Welsh electrical engineer

Evan Parry (30 November 1865 – 17 December 1938) was a Welsh electrical engineer noted for his pioneering work in New Zealand.

==History==
He was born in Llanddeiniolen, Carnarvonshire, Wales, the son of William Parry, a slate quarry manager, and his wife Eliza, née Williams. He was educated at Bangor and studied for his BSc at Glasgow University. He secured an engineering position at the Deptford power station and subsequently for the British Thomson-Houston company.
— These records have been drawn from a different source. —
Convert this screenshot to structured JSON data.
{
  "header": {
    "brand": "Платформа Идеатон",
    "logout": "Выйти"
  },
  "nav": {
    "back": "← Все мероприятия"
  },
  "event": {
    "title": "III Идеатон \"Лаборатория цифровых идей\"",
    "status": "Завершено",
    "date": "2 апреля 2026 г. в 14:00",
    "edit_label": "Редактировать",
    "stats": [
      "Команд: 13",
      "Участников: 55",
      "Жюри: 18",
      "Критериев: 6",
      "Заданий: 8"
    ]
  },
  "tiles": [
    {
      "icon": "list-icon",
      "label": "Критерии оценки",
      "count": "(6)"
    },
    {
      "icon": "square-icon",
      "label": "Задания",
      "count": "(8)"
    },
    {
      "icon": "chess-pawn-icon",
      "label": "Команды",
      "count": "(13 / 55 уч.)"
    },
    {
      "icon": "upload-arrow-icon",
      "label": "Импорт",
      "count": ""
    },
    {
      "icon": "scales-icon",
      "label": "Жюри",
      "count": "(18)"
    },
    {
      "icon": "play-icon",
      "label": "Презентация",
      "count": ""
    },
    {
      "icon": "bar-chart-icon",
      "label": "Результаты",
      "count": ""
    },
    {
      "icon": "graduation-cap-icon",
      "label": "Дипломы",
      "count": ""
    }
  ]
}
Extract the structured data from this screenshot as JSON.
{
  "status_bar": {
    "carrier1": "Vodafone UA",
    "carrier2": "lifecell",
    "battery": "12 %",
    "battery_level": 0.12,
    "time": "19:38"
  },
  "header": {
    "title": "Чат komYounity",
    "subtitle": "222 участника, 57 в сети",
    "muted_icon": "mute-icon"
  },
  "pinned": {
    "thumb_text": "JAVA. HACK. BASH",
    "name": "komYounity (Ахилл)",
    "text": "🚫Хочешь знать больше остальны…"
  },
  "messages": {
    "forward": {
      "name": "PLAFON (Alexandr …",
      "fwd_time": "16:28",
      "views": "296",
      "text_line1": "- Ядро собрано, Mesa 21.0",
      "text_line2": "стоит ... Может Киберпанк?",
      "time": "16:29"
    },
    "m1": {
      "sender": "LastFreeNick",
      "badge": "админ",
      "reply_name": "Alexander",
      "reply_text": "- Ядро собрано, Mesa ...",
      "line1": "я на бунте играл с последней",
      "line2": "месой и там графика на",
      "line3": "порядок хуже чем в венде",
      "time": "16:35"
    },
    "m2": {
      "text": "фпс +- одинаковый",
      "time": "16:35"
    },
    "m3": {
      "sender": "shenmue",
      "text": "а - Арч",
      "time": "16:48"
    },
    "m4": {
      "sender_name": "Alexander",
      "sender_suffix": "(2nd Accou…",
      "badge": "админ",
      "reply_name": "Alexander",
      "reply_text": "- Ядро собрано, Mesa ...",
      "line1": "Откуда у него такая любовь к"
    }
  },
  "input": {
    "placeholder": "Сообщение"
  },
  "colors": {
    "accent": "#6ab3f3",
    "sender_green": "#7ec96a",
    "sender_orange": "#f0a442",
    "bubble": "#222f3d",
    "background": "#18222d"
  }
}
In 1897 he began work for the American-born Horace Field Parshall, an engineer with a lucrative business electrifying tramways in Dublin, Glasgow, Bristol and elsewhere.

In 1911 he was appointed the first electrical engineer for New Zealand's Public Works Department and was immediately involved in the construction and installation of the Lake Coleridge hydroelectric power station, which was opened in 1914.

He left for other employment in England in 1919; his successor was Australian-born engineer Lawrence Birks (1874–1924), who fell ill in Adelaide on his way to London, where he was to have represented New Zealand at the inaugural World Power Conference in 1924, and returned to Wellington, where he died a few months later. The paper which he was to have read to the conference was instead delivered by his old colleague and mentor Evan Parry.